Big Data Aggregation Strategy
We collect data in raw form and then display them in aggregations. That’s the most basic form of data analytics. Writing data aggregation queries should be a trivial task. The catch is when data got big, we can’t do real-time aggregations on raw data anymore. And the solution is to do pre-aggregation beforehand.

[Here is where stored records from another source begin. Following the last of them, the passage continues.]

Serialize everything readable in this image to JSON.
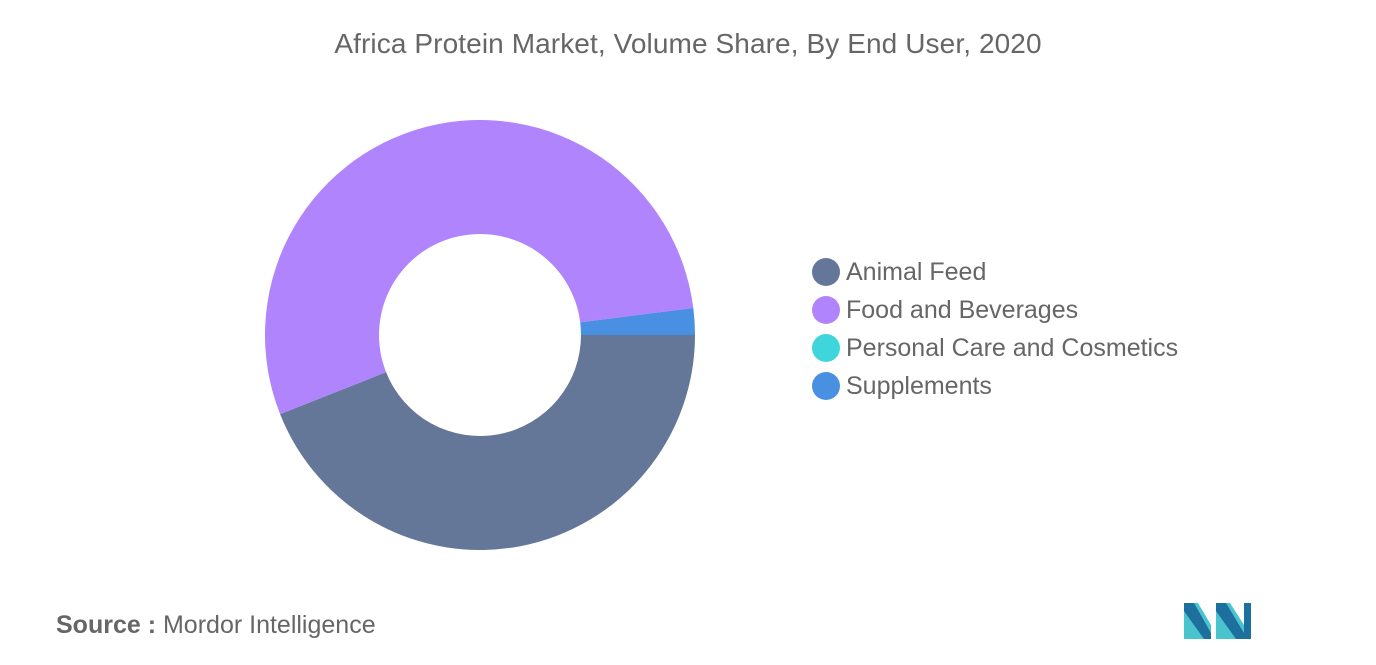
{
  "chart_data": {
    "type": "pie",
    "subtype": "donut",
    "title": "Africa Protein Market, Volume Share, By End User, 2020",
    "categories": [
      "Animal Feed",
      "Food and Beverages",
      "Personal Care and Cosmetics",
      "Supplements"
    ],
    "values": [
      44.0,
      54.0,
      0.0,
      2.0
    ],
    "colors": [
      "#657798",
      "#b084fd",
      "#3fd6db",
      "#4a90e2"
    ],
    "legend_position": "right"
  },
  "source": {
    "label": "Source :",
    "text": "Mordor Intelligence"
  },
  "logo": {
    "icon": "mordor-intelligence-logo-icon",
    "colors": [
      "#1d6f9e",
      "#49c4cf"
    ]
  }
}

This post sketches out a simple plan that may suit many use cases that are in need of pre-aggregations.
1. Examination worker
This worker examines the raw data for objects that need to run the
aggregations on. This should be a cron job that triggers after a fixed
time range, based on your requirements for aggregation freshness. The
examination worker will create a queued task in the task queue table
for the aggregation worker to work on.
A not-so-minor issue here is raw data may arrive after or before the examining time. So once in a while, we need to trigger a back-fill job that will do the data missing hunt.
2. Aggregation worker
This worker pulls the tasks from the task queue table, changes the
status from queued to started, and then works on the real aggregation
job. After done with it, change the started to completed. The status
change is a kind of optimistic lock mechanism that we will ensure by
setting the where condition when updating the value. Something like this:
UPDATE task_queue
SET status = 'completed'
WHERE status = 'started'
For aggregation data, new aggregated rows will replace the olds.
We handle the switch by using 2 extra columns: valid and aggregation_time.
The invalidation will look like this:
UPDATE agg_table
SET valid = CASE WHEN aggregation_time < $1 THEN FALSE ELSE TRUE END
3. Clean-up worker
This worker will work like a vacuum, cleaning out completed tasks and invalidated aggregation rows.